Segundo dados de 2020 da Direcção-geral da Agricultura e Desenvolvimento Rural, cerca de dois terços da área agrícola biológica é ocupada por pastagens, que recebem os apoios financeiros para biológico, mas cujo resultado final não se traduz necessariamente num produto “bio" certificado. Ao contrário das culturas permanentes, as pastagens têm uma gestão mais fácil e com menos riscos de perdas de produção. Mas a questão levanta alguma polémica.

Isabel Dinis, agrónoma e responsável pelo projecto Divulgar Bio, questiona os apoios a pastagens quando “não somos capazes de produzir todos os hortícolas e frutícolas biológicos que consumimos” e temos de recorrer à importação para suprir as necessidades do mercado. “Fazer pastagens biológicas não tem grande ciência. O Alentejo está cheio de pastagens biológicas que não vão dar origem a carne biológica e que recebem o subsídio na mesma”, diz.

Está previsto no Plano Estratégico da Política Agrícola Comum para 2023-2027 (PEPAC, que carece ainda de aprovação formal) uma alteração nesse regime: os apoios passarão a ser atribuídos não apenas por hectare mas também por número de animais. Dar mais um passo e fazê-los depender da certificação do produto final levantaria outros problemas, porque são produtos que podem depois não ser procurados ou devidamente valorizados no mercado, explica Eduardo Diniz, director-geral do Gabinete de Planeamento, Políticas e Administração Geral (GPP) do Ministério da Agricultura e Alimentação.

Mesmo que a carne dos animais que utilizaram aquelas pastagens não seja vendida como biológica, o modo de produção “já tem vantagens do ponto de vista ambiental, na forma como se usam os recursos naturais”. E, dado que a SAU só tem 20% de culturas permanentes, sem as pastagens não seria possível aproximarmo-nos das metas europeias de 25% de área em regime biológico até 2030.

Nessa perspectiva, argumenta, é mais razoável apoiar agricultores que mantêm práticas exigentes do que obrigá-los ao processo que leva até um produto final certificado. Esse processo pode não ser vantajoso para eles em termos económicos, até porque “não são responsáveis pela transformação industrial nem a venda a retalho”, havendo o risco de os levar a abandonar o biológico.

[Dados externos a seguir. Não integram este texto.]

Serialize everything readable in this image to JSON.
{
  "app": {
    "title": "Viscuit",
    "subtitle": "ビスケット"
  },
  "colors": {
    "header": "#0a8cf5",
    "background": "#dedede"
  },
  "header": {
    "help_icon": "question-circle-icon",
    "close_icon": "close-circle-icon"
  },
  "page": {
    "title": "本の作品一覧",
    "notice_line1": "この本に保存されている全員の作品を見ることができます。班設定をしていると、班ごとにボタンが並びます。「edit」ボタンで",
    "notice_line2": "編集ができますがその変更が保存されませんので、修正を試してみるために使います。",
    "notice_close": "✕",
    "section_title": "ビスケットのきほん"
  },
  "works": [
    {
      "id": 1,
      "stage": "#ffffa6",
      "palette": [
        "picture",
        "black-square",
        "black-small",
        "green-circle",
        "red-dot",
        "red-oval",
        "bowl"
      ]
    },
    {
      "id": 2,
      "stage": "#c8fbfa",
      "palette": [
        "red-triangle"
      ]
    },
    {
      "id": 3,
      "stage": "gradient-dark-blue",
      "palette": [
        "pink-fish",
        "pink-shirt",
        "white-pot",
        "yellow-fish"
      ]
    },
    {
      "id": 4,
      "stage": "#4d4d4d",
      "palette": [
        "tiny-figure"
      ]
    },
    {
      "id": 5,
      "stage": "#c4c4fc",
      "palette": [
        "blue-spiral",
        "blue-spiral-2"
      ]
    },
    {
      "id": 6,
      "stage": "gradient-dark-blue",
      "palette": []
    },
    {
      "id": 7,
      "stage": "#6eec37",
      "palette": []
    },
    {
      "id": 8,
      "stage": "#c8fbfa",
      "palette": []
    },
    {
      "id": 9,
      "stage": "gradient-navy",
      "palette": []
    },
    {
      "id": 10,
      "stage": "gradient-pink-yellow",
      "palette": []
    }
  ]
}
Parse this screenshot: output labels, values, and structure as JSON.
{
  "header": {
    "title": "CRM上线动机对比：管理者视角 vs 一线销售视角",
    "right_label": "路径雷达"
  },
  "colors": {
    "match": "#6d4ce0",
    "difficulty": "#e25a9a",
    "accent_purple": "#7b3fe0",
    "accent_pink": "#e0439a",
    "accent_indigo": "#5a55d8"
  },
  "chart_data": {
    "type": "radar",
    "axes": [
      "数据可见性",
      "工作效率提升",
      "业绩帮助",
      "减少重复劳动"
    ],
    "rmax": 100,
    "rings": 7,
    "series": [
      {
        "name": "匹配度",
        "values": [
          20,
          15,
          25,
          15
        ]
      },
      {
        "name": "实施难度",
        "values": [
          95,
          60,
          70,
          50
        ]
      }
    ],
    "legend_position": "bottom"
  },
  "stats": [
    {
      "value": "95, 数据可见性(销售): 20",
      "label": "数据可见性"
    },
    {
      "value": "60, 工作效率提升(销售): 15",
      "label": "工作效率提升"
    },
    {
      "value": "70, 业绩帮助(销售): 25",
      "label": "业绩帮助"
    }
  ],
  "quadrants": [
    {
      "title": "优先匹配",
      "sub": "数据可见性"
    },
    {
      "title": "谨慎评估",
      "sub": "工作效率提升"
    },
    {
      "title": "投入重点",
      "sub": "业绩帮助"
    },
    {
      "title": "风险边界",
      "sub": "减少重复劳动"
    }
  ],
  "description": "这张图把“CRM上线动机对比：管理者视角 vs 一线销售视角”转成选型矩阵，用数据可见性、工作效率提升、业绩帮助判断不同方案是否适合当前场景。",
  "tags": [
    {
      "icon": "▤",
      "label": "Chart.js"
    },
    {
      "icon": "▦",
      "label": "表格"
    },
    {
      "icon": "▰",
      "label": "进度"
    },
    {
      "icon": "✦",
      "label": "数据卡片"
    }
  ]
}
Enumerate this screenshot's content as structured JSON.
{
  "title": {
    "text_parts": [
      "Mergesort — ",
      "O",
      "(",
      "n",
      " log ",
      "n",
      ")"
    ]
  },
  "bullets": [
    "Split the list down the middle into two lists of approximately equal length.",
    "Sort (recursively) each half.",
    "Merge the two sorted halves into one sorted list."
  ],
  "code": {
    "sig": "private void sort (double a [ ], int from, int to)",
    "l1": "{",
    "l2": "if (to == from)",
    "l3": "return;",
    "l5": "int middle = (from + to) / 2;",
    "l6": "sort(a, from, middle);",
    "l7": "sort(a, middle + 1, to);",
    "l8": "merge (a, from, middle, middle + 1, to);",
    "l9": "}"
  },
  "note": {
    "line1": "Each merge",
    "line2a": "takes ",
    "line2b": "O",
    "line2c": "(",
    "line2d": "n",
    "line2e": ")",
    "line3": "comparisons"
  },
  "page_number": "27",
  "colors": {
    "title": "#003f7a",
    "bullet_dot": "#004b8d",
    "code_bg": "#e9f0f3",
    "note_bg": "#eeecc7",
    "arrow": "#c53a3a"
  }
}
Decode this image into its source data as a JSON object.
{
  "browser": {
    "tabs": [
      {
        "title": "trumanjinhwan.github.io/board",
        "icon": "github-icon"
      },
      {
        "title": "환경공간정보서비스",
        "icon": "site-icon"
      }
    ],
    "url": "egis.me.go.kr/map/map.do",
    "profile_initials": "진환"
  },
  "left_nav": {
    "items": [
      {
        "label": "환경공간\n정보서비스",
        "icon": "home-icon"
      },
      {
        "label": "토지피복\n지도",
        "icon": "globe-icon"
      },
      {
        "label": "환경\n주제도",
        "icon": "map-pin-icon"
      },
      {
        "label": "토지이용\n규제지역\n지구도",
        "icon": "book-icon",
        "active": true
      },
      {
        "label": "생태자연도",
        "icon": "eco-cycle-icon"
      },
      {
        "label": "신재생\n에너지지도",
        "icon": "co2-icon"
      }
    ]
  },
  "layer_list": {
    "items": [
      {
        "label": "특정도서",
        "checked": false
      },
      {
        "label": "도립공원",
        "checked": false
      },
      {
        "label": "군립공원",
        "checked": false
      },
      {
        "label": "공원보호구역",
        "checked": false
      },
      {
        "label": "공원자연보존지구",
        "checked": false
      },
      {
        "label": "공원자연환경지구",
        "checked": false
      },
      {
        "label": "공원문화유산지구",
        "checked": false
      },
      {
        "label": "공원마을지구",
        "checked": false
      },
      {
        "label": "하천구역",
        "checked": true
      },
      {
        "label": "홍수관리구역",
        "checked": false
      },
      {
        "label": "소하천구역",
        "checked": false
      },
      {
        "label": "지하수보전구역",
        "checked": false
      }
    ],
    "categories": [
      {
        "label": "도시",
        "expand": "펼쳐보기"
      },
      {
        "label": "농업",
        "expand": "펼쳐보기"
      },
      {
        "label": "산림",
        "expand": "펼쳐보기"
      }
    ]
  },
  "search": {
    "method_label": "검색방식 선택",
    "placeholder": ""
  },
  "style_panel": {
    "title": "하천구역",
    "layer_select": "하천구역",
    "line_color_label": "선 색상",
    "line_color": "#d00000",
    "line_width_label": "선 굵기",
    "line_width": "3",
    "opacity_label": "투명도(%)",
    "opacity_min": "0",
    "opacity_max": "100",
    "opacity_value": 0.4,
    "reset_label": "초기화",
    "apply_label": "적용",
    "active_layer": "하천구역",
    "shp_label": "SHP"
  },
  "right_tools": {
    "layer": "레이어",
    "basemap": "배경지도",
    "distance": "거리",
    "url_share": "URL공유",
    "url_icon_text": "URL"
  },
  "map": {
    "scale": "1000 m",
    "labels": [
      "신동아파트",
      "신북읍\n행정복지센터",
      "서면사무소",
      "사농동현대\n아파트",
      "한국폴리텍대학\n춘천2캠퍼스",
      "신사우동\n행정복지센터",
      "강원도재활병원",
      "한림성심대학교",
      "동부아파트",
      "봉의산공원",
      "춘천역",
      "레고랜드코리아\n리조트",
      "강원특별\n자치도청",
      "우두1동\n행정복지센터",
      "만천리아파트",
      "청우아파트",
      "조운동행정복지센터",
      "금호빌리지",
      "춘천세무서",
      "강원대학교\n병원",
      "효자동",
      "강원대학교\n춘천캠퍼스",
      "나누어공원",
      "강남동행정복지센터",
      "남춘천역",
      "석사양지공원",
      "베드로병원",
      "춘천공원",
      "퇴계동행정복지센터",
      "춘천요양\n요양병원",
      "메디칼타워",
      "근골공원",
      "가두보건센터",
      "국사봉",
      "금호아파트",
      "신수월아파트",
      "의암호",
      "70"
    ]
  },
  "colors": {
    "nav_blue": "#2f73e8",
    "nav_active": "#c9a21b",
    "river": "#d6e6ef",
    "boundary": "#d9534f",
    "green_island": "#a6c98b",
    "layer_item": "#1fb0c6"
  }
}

Há, contudo, uma diferença entre o valor do apoio ao biológico previsto no PEPAC para, por exemplo, frutos frescos de regadio em regime de manutenção (927 euros por hectare na base, sendo que vai diminuindo com o aumento de área) enquanto as pastagens irão receber 97 euros por hectare mais 48 por cabeça de gado. Cálculos que, esclarece Eduardo Diniz, têm como base eventuais perdas de rendimento ou acréscimo de custos ligados aos diferentes tipos de produção. Apesar disso, a maior parte dos apoios acaba por ir para pastagens devido à dimensão que estas ocupam na SAU.

O responsável do GPP lembra que nas últimas décadas a SAU alterou-se, com as pastagens a passarem de 36% no recenseamento de 1999 para 52% em 2019. “A agricultura biológica”, diz, “pode contribuir para uma gestão activa destas áreas, contrariando o abandono” e, desejavelmente, no futuro aumentar a disponibilização de produtos biológicos se as condições do mercado se tornarem mais favoráveis a este tipo de oferta.